Julie Lallouët-Geffroy

Molenbeek, quartier populaire de l’ouest de Bruxelles, est le plus dense de la capitale belge avec 100 000 habitants. Le revenu moyen n’excède pas les 9000 € par an et la population immigrée est très présente. A sa limite Est se trouve une ancienne friche ferroviaire que la région a voulu réhabiliter main dans la main avec les habitants. Le résultat de l’aménagement de cet espace vert de cinq hectares, Parckfarm, est saisissant. L’autogestion organisée par l’administration tranche avec les pratiques habituelles des pouvoirs publics sur la démocratie participative et l’implication des citoyens.

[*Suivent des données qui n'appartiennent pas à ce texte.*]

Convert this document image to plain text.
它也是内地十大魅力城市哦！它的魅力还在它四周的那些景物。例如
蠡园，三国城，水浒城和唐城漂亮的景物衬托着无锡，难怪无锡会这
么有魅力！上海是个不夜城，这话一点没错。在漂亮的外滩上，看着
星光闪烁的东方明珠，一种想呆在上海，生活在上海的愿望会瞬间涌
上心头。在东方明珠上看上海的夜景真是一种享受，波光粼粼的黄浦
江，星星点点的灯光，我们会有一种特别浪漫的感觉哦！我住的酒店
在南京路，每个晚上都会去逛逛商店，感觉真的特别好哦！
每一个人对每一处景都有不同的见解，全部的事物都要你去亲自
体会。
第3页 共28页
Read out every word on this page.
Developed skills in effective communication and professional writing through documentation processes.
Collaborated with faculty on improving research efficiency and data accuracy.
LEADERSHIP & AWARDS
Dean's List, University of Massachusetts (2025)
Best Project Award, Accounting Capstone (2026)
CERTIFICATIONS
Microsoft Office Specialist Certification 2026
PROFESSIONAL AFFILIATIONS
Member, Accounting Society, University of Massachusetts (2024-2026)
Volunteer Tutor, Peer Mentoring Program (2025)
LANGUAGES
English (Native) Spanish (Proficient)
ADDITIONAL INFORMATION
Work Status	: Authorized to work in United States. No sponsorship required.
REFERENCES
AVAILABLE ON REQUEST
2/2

Les sans-abris, intégrés à la vie du parc

A lire la presse en ce moment, Molenbeek évoque un quartier laissé à l’abandon : désindustrialisation, taux de chômage élevé, trafic de drogues, déscolarisation.
A l’inverse, le parc est une respiration où des populations très contrastées se côtoient, les salariés en costard-cravate qui vont travailler dans les bureaux avec les populations immigrées qui vivent dans le quartier. Une mixité qui s’étend aux personnes sans-abri, qui n’ont pas été exclues et, au contraire, intégrées à la vie du parc. Présents depuis une dizaine d’années, avant même l’aménagement du parc, ils jouent aujourd’hui, de fait, un rôle de gardiens de nuit, prévenant les dégradations, le parc restant ouvert 24 h/24.
Parckfarm ne se compose pas d’un simple carré de pelouse, on y trouve un poulailler, des potagers, des ruches, un four à pain, une vaste table de pique-nique et une serre vitrée aménagée pour que l’on y cuisine et mange.
L’ensemble de ces nouveaux équipements est esthétique ; il est le fruit d’une biennale de design en 2014, Parckdesign. « Ce qui est beau est respecté », c’est la ligne que s’est fixée Martine Cantillon-Cuillier, en charge du projet au sein de Bruxelles environnement, et de fait, aucune dégradation n’est à déplorer depuis la création du parc.

Les habitant-e-s sont aux manettes

Après la biennale, les habitants ont créé une association pour prendre le relais et gérer seuls les équipements et l’animation de l’espace. Aujourd’hui, Bruxelles environnement n’a plus qu’un rôle de financeur et de coordinateur.
Les cinq hectares d’espace vert sont aussi un lieu d’échange. Des ateliers gratuits sont proposés chaque semaine. On y apprend à reconnaître les plantes, à les cultiver et à les cuisiner.
Des visites guidées du parc sont organisées pour les touristes, les habitants d’autres quartiers, ainsi que pour des personnes fraîchement arrivées dans le pays qui souhaitent apprendre la langue française. Mustapha est très impliqué dans ce parc d’un genre nouveau. « Là, j’emmène un groupe d’étrangers faire du pain. Comme ça, ils ne restent pas qu’entre eux et dans une salle de classe ».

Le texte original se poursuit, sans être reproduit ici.